Alibaba (NYSE:BABA) Rolls out $15 Billion R&D Investment Plan, Eyes Top Spot in Cloud Services

Chinese e-commerce major Alibaba Group Holding Ltd. (NYSE:BABA) looks to expand its presence in artificial intelligence after unveiling a plan to spend $15 billion on research and development over the next three years.

The company is launching the Alibaba DAMO Academy, which will oversee the opening of research hubs in various locations worldwide and will focus on developing financial tech, internet of things, data intelligence, among others.

The academy will be headed by Alibaba’s Chief Technology Officer Jeff Zhang. Initially, the plan involves opening labs in China, the U.S., Russia, Israel and Singapore and recruiting about 100 acclaimed researchers and scientists from the around the globe.

Alibaba Group Holding Ltd. (NYSE:BABA)
Source: http://docs.alibabagroup.com/assets2/images/en/news/article/p171011a.jpg

The academy will also seek to collaborate with tech talent and educational institutions as well as create an advisory board to provide guidance on key research issues.

According to Alibaba, the program will help the company achieve its goal to generate 100 million job opportunities and serve 2 billion customers in 20 years. It currently has about 25,000 engineers on staff.

“We aim to discover breakthrough technologies that will enable greater efficiency, network security and ecosystem synergy for end-users and businesses everywhere,” Zhang said in a company statement.

D.A. Davidson analyst Gil Luria said the program is part of Alibaba’s bigger version of turning into a global internet leader.

Bloomberg data, meanwhile, showed that Alibaba spent about $6.4 billion on R&D in the past three fiscal years, and this significant increase in investment demonstrates the company’s efforts to keep up with Amazon.com Inc. (NASDAQ:AMZN), Alphabet Inc.’s (NASDAQ:GOOGL) Google and Facebook Inc. (NASDAQ:FB) in AI and cloud computing.

The company’s stock rose slightly following the announcement.

Cloud Computing Push

Alibaba built up its reputation in the online marketplace and has since widened its reach with major investments in e-commerce platforms Lazada and Tokopedia earlier in the year.

Now, it has set its sights on the pole position in cloud computing.

Driven by its large expansion in the domestic and international markets, Alibaba’s cloud computing unit is on pace to supplant Amazon Web Service as the globe’s number one cloud services provider, according to Simon Hu, head of Alibaba Cloud.

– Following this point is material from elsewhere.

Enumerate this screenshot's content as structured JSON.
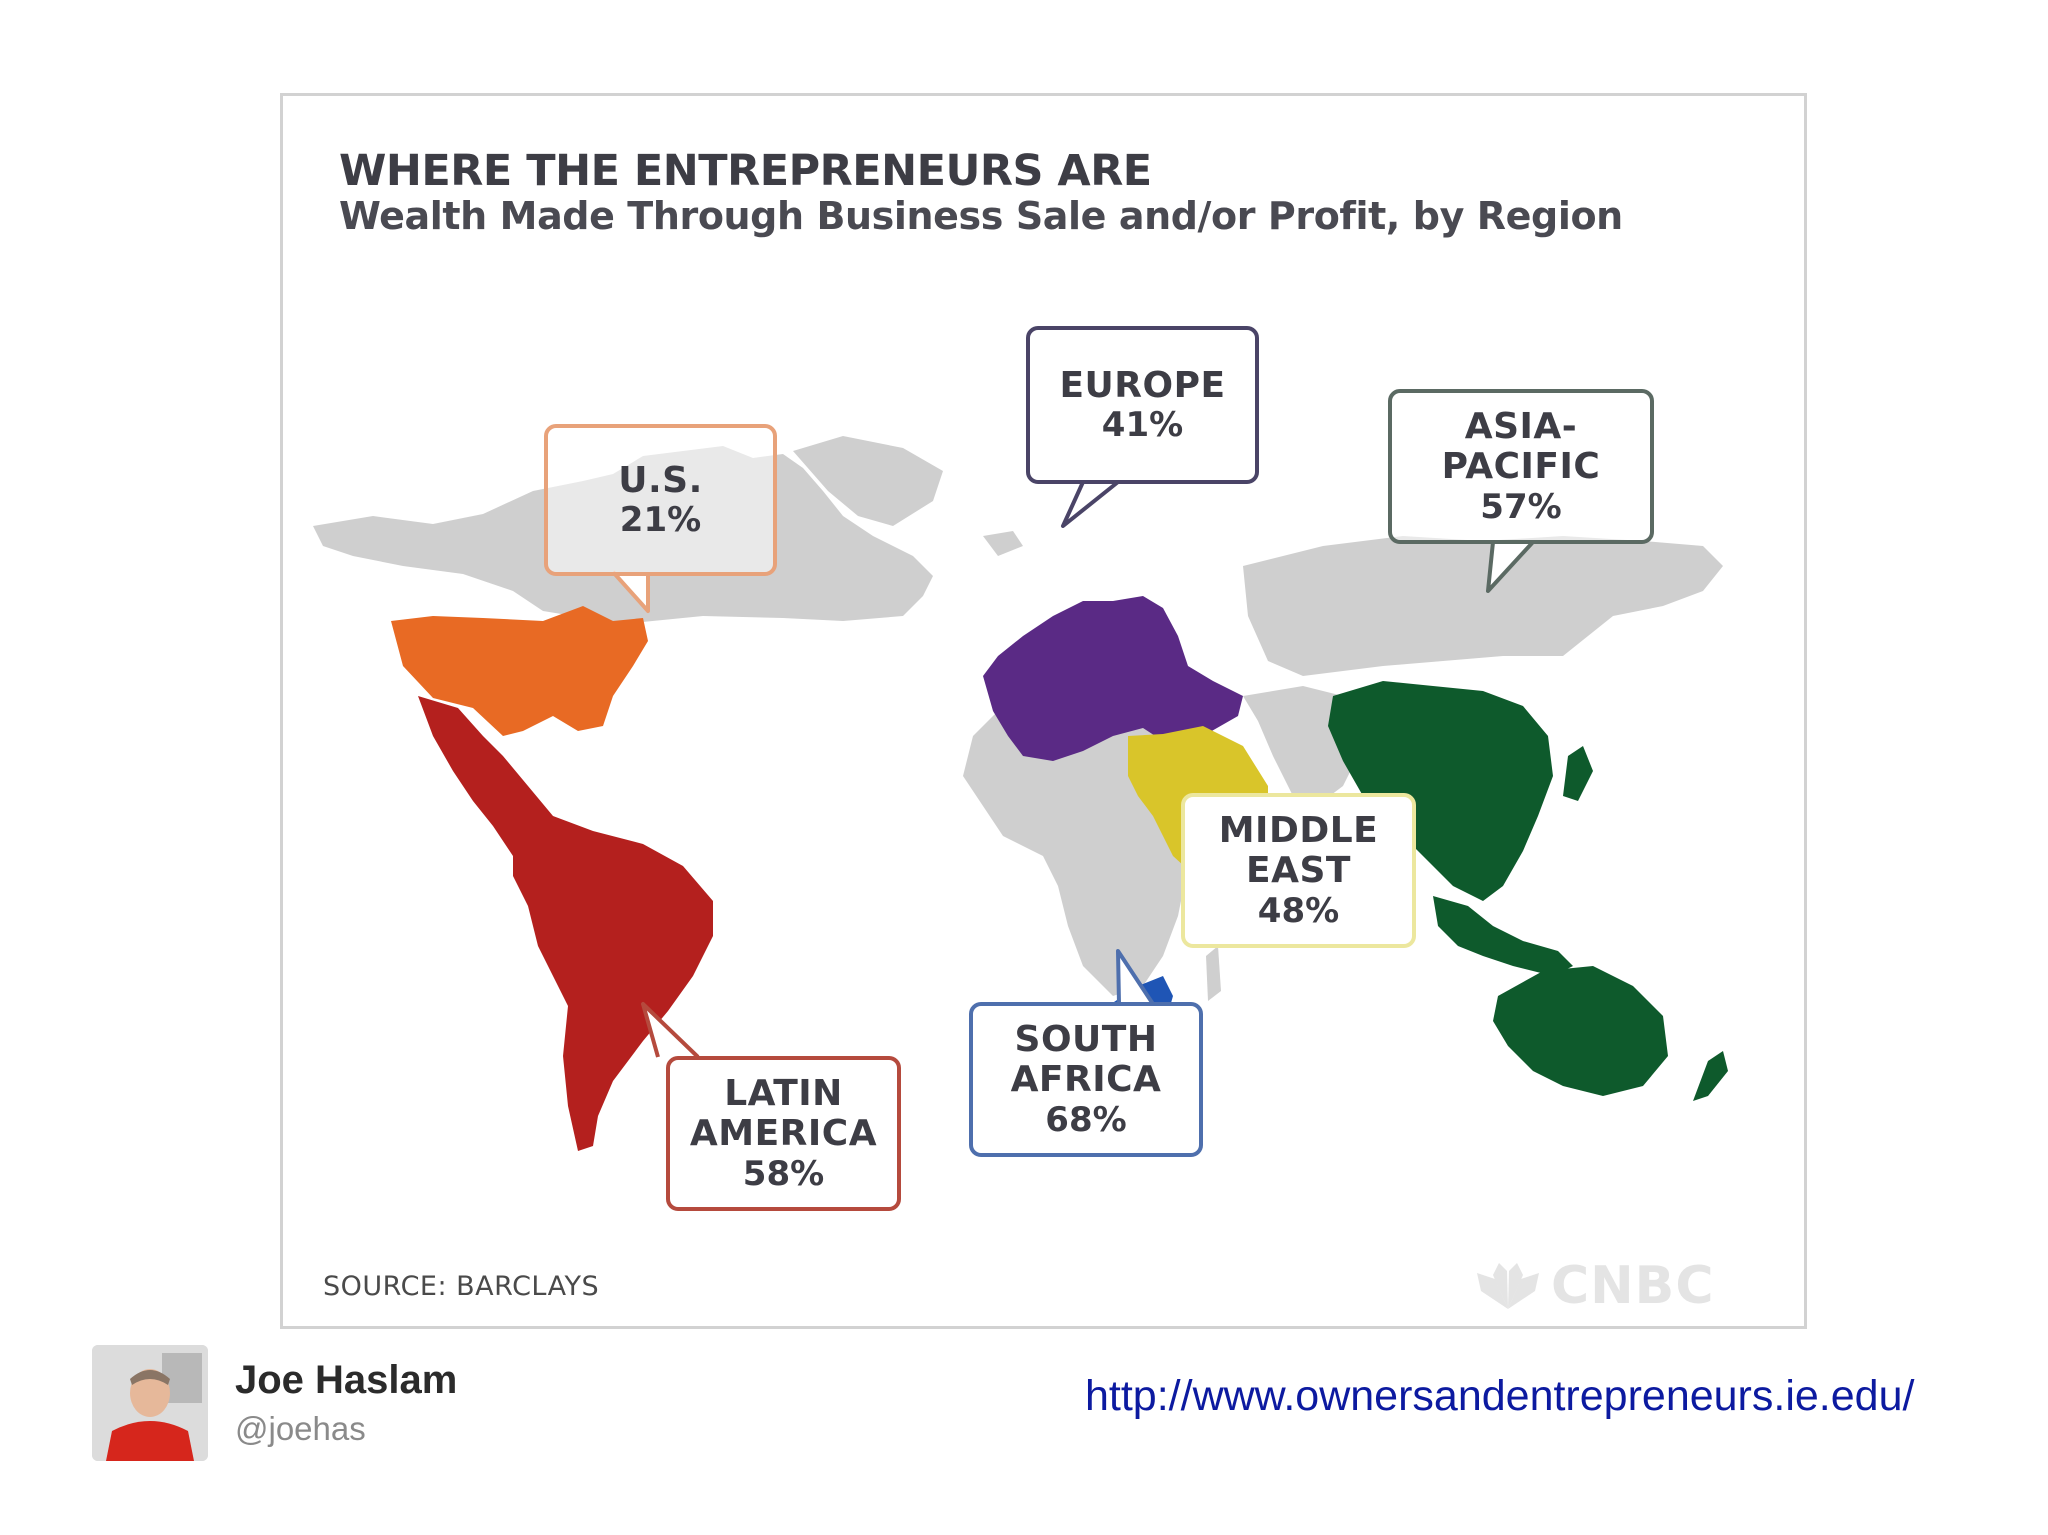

Speaking at a conference in Hangzhou, China, Hu noted that Alibaba has taken on its U.S. rival on all fronts over the past years and some of its products have already topped theirs.

Alibaba entered the cloud services market in 2009 and has risen in the ranks since then.

A study from research firm Gartner found that Alibaba is third behind Amazon and Microsoft Corp. (NASDAQ:MSFT) in the IaaS public cloud services market.

Alibaba ended the latest trading session up 0.87 percent higher at $184.69 per share. The stock has surged over 109 percent so far in the year.